You were monstrously unfair to Dumbledore, said the voice Harry had been calling Slytherin, only now it also seemed to be the Voice of Economic Sensibility and maybe also Conscience.

Harry's eyes dropped down to his textbook, but the section was so familiar it might as well have been a blank parchment.

Dumbledore fought a war against a Dark Lord who deliberately set out to break him in the cruelest possible way. He had to choose between losing his war and his brother. Albus Dumbledore knows, he learned in the worst possible way, that there are limits to the value of one life; and it almost broke his sanity to admit it. But you, Harry Potter - you already knew better.

"Shut up," the boy whispered to the empty Transfiguration classroom, though there was nobody there to hear it.

You'd already read about Philip Tetlock's experiments on people asked to trade off a sacred value against a secular one, like a hospital administrator who has to choose between spending a million dollars on a liver to save a five-year-old, and spending the million dollars to buy other hospital equipment or pay physician salaries. And the subjects in the experiment became indignant and wanted to punish the hospital administrator for even thinking about the choice. Do you remember reading about that, Harry Potter? Do you remember thinking how very stupid that was, since if hospital equipment and doctor salaries didn't also save lives, there would be no point in having hospitals or doctors? Should the hospital administrator have paid a billion pounds for that liver, even if it meant the hospital going bankrupt the next day?

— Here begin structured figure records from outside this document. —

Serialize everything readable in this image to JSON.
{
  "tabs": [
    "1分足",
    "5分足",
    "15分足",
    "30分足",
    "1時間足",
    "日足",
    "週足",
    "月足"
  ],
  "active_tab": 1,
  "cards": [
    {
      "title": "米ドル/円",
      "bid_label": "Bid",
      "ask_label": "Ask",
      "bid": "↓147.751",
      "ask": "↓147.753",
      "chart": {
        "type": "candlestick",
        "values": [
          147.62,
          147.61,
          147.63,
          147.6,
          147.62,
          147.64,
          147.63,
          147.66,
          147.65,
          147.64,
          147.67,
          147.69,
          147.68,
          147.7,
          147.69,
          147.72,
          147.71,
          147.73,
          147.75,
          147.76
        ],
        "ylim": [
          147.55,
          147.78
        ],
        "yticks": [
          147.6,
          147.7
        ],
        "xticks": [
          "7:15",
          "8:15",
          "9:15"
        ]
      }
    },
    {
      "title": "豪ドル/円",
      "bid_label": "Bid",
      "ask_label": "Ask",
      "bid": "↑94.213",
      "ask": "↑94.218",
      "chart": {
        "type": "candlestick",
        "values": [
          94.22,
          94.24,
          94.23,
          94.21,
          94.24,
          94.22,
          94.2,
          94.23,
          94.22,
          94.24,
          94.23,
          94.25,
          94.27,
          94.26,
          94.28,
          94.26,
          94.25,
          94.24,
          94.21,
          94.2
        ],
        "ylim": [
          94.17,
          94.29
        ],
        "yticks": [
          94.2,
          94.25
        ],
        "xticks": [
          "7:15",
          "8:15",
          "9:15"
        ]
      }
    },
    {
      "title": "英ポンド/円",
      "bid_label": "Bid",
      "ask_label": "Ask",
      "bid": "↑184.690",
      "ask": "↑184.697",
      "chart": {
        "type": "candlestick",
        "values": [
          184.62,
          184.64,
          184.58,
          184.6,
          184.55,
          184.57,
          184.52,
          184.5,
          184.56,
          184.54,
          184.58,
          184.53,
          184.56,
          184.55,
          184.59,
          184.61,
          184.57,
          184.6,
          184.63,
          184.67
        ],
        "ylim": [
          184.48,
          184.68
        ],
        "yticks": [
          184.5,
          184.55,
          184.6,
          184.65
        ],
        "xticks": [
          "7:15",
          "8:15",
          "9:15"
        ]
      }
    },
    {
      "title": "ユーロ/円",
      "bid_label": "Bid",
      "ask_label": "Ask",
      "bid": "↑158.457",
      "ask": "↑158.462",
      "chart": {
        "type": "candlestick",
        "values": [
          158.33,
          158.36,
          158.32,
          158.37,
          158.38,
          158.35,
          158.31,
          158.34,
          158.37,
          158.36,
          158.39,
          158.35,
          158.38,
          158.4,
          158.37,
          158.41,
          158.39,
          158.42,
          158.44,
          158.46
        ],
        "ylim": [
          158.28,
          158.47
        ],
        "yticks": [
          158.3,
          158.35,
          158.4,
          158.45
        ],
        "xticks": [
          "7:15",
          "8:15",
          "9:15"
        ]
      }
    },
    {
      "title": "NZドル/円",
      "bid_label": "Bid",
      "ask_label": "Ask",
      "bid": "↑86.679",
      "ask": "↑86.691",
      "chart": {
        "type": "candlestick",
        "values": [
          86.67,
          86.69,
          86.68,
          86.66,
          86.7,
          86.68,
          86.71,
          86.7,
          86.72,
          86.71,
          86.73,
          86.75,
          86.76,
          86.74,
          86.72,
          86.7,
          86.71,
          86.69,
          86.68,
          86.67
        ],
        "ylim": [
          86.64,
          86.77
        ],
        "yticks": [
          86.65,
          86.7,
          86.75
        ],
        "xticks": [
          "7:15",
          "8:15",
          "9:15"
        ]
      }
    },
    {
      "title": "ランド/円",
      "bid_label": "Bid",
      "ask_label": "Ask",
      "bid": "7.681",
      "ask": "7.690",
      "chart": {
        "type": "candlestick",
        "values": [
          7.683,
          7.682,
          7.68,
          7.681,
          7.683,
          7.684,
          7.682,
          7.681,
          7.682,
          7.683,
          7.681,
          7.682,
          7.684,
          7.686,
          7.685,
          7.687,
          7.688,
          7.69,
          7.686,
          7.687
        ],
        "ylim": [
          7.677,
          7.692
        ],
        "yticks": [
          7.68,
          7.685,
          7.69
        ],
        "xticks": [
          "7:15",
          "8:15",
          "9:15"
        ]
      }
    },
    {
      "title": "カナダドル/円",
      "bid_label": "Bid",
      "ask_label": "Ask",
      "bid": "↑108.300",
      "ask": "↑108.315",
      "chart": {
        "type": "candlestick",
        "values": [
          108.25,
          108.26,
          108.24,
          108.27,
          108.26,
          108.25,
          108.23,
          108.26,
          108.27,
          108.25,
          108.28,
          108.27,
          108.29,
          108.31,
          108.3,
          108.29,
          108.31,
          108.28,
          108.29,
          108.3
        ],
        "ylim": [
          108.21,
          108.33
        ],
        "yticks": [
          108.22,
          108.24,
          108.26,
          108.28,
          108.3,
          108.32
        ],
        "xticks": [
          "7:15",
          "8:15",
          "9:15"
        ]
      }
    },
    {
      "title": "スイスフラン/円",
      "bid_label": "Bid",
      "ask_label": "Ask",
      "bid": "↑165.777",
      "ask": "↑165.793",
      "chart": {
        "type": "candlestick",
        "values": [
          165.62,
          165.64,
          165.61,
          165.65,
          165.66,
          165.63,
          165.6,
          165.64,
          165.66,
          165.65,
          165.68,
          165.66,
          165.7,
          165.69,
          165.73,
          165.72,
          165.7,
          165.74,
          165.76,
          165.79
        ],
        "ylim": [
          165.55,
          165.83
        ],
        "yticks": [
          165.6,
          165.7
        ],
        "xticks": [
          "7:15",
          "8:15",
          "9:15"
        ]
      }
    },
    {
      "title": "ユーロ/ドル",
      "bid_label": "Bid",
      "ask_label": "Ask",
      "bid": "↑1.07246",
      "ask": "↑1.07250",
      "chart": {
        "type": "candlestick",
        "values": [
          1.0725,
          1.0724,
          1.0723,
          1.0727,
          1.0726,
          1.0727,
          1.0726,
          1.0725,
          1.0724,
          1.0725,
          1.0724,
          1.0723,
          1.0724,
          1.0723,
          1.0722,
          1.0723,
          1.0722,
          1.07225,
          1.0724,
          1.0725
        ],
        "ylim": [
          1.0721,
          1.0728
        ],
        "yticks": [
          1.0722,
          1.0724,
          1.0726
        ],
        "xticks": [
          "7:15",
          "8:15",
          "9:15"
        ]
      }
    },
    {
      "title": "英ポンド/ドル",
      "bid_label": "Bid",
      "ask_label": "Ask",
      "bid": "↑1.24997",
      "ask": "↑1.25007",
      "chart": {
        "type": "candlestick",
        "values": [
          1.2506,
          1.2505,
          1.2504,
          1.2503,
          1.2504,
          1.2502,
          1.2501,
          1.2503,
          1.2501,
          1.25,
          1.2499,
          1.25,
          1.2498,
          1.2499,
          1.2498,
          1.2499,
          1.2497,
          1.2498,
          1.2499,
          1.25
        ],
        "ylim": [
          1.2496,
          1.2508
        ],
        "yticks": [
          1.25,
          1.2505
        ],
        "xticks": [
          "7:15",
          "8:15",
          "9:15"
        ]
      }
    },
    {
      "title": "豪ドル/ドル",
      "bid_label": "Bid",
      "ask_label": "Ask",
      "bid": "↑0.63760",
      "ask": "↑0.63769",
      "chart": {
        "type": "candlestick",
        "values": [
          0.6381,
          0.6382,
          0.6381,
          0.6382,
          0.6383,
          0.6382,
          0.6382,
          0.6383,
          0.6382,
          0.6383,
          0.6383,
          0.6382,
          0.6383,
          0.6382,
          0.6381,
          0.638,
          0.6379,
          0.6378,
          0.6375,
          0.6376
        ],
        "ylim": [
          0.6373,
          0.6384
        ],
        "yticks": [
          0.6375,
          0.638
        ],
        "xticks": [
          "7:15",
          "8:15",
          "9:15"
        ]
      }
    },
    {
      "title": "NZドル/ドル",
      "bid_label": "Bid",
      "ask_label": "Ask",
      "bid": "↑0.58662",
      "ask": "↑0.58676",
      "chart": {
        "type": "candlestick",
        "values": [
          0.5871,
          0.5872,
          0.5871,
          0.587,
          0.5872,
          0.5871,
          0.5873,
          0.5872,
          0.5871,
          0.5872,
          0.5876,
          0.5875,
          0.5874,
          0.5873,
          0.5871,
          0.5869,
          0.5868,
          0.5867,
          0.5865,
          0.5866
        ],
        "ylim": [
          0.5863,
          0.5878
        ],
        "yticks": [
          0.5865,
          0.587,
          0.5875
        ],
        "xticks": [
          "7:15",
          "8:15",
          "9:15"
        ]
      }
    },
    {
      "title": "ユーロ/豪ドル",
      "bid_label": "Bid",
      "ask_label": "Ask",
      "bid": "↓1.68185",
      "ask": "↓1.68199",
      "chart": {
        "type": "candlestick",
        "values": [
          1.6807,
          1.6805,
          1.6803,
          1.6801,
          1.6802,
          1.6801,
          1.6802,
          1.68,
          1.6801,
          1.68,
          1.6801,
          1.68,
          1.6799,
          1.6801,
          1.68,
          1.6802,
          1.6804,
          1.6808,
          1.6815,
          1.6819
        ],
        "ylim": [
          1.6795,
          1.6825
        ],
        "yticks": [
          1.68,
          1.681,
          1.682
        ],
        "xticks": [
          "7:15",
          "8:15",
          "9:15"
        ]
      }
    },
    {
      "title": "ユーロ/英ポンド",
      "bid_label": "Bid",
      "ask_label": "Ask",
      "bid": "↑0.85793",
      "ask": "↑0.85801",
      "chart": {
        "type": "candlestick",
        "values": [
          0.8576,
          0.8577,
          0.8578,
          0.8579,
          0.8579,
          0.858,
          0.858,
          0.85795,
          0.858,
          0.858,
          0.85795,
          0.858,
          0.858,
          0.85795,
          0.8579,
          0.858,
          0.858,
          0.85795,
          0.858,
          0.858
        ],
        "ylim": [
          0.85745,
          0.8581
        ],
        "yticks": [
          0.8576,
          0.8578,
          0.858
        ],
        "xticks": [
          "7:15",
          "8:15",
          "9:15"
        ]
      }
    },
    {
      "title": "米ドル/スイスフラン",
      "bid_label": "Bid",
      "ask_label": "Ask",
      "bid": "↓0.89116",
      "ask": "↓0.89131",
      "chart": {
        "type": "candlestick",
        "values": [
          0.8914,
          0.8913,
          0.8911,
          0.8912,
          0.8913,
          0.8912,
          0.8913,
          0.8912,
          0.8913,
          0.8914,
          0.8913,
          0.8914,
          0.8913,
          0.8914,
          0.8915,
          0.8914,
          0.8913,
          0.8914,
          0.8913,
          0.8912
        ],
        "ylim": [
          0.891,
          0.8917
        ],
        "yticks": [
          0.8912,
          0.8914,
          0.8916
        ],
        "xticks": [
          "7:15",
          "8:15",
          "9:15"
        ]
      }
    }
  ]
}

"Shut up!" the boy whispered.

Every time you spend money in order to save a life with some probability, you establish a lower bound on the monetary value of a life. Every time you refuse to spend money to save a life with some probability, you establish an upper bound on the monetary value of life. If your upper bounds and lower bounds are inconsistent, it means you could move money from one place to another, and save more lives at the same cost. So if you want to use a bounded amount of money to save as many lives as possible, your choices must be consistent with some monetary value assigned to a human life; if not then you could reshuffle the same money and do better. How very sad, how very hollow the indignation, of those who refuse to say that money and life can ever be compared, when all they're doing is forbidding the strategy that saves the most people, for the sake of pretentious moral grandstanding...

You knew that, and you still said what you did to Dumbledore.